OCW: Many instructors have adopted AI policies either along the lines of “No generative AI ever, at any point!” or else “Feel free to use generative AI, as long as you disclose/cite the nature of its contribution to your work.” Your policy, by contrast, suggests that students either “don’t use it” or else “use it a lot.” How has this rather quirky policy worked in practice?
Justin Reich: I don’t know. This is an important point. Knowing if a policy works requires a substantial amount of investigation, and I haven’t had the time (in terms of sufficient length of time for the policy to play out) or the time (in terms of free hours to investigate) to discover more.
In CMS.100, I decided to try to ban it for the first couple of assignments. My core theory is this: MIT students almost universally write good sentences and paragraphs, and they really need help with argumentation and structure. Basically, they are still writing five paragraph essays—sometimes literally five paragraphs.
Getting beyond these trivial structures requires students to develop their theses and arguments, and for most students the only way to advance these ideas is to write about them. So, many essays will have this wonderful quality where the introduction proposes a rather bland argument, but somewhere towards the end of the essay, you can find a much better version of the argument of the paper. This isn’t surprising, they thought through the issue and were smarter after writing four pages than they were when they started. But if they don’t do that intellectual work, I can’t help them see how their refined thinking at the end of the paper should actually be in the introduction and the basis for improving the structure of the whole paper. Asking students to do that work independently is vital to my approach to coaching them towards improvement.
I’m very concerned that co-writing with GPTs will smother this developmental process—that the GPTs will do too much thinking, and the reasoning will be too even throughout the paper, it won’t develop. So I banned it.
I didn’t find any evidence that my students used GPTs anyway, but I think it’s quite possible that they did, and I didn’t notice it or catch it.
In CMS.595 this year, I more or less made my students do the “use it a lot” version. I would generally describe the experiment as unsuccessful, but not terribly so. The first assignment is to have students pick an edtech product, decide whether it aligns better with Instructionism or Social Constructionism (the two main learning theories), and then imagine how it would be redesigned if the other camp had designed it. (For instance, if they picked Scratch, they should recognize its social constructivist origins, explain them, and then imagine what Scratch would look like if designed by Instructionists.)
You can’t Google that assignment, but ChatGPT can do a decent job. So this year, I required students to make ChatGPT write drafts for six to ten edtech products, and then pick one draft to refine. The theory was that the GPT-powered assignment lets them consider the comparison across more cases than they could do writing from scratch alone.
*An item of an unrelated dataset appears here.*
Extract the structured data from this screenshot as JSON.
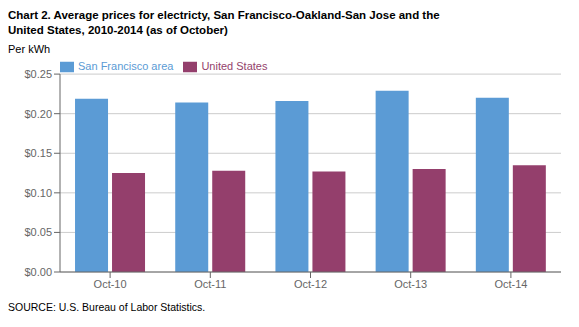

Overall, the assignments were not better than past years. Students were not supercharged learners accelerated by AI. They had about as many errors and mistakes as I might expect, which is really good. When students have errors, I can help them! However, in past years, when students wrote correctly and produced thoughtful analyses, I could trust they understood the underlying material. In this version, however, I’m not sure. Maybe they just copied it from GPT, and they got lucky and copied something right, but they don’t really get it.
I did have four students who submitted separate assignments that each used an identical example, sometimes with identical language. They all suggested as an activity that students do a “market day” as a kind of project-based learning. In reading maybe 150 of these papers in the past, I’d never seen that example. For reasons that are slightly complicated, it’s an OK but not great example / piece of evidence for a paper. So GPT seemed to have found a local minima in its statistical model of language, and nudged my students in.
I’m suspicious that the learning that students did during this process was not as good as if they’d written the whole thing on their own, but it’s hard to know. More research is needed, as the saying goes!